West China Biomedical Big Data Center, West China Hospital/West China School of Medicine, Sichuan University, Chengdu 610041, China.
School of Mathematics, Sichuan Normal University, Chengdu 610066, China.
J Healthc Eng. 2020 Sep 16;2020:8886599. doi: 10.1155/2020/8886599. eCollection 2020.
The objective of this study was to construct a procedural planning tool to optimize the proximal junction angle (PJA) to prevent postoperative proximal junctional kyphosis (PJK) for each scoliosis patient.

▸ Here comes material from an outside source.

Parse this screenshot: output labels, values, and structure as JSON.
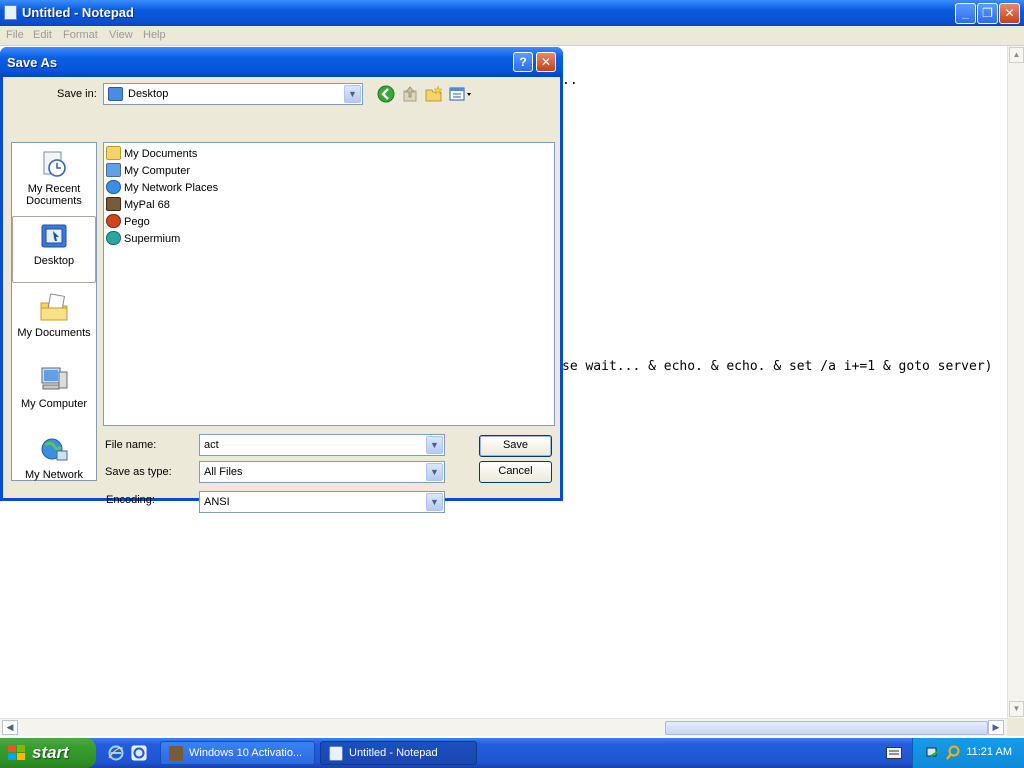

Twelve patients (9 patients without PJK and 3 patients with PJK) who have been followed up for at least 2 years after surgery were included. After calculating the loading force on the cephalad intervertebral disc of upper instrumented vertebra of each patient, the finite-element method (FEM) was performed to calculate the stress of each element. The stress information was summarized into the difference value before and after operation in different regions of interest. A two-layer fully connected neural network method was applied to model the relationship between the stress information and the risk of PJK. Leave-one-out cross-validation and sensitivity analysis were implemented to assess the accuracy and stability of the trained model. The optimal PJA was predicted based on the learned model by optimization algorithm.
The mean prediction accuracy was 83.3% for all these cases, and the area under the curve (AUC) of prediction was 0.889. And the output variance of this model was less than 5% when the important factor values were perturbed in a range of 5%.
Our approach integrated biomechanics and machine learning to support the surgical decision. For a new individual, the risk of PJK and optimal PJA can be simultaneously predicted based on the learned model.
本研究旨在构建一种手术规划工具,以优化近端交界角(PJA),预防每个脊柱侧弯患者术后近端交界后凸(PJK)。
纳入了 12 名患者(9 名无 PJK 患者和 3 名有 PJK 患者),这些患者术后至少随访 2 年。计算了每个患者上位器械椎的头端椎间盘的加载力后,采用有限元法(FEM)计算每个元素的应力。将应力信息总结为不同感兴趣区域手术前后的差值。采用两层全连接神经网络方法来建立应力信息与 PJK 风险之间的关系模型。采用留一法交叉验证和敏感性分析来评估训练模型的准确性和稳定性。基于学习模型,通过优化算法预测最佳 PJA。
所有这些病例的平均预测准确率为 83.3%,预测的曲线下面积(AUC)为 0.889。当在 5%的范围内对重要因素值进行扰动时,该模型的输出方差小于 5%。
我们的方法将生物力学和机器学习相结合,为手术决策提供支持。对于新个体,可以根据学习模型同时预测 PJK 的风险和最佳 PJA。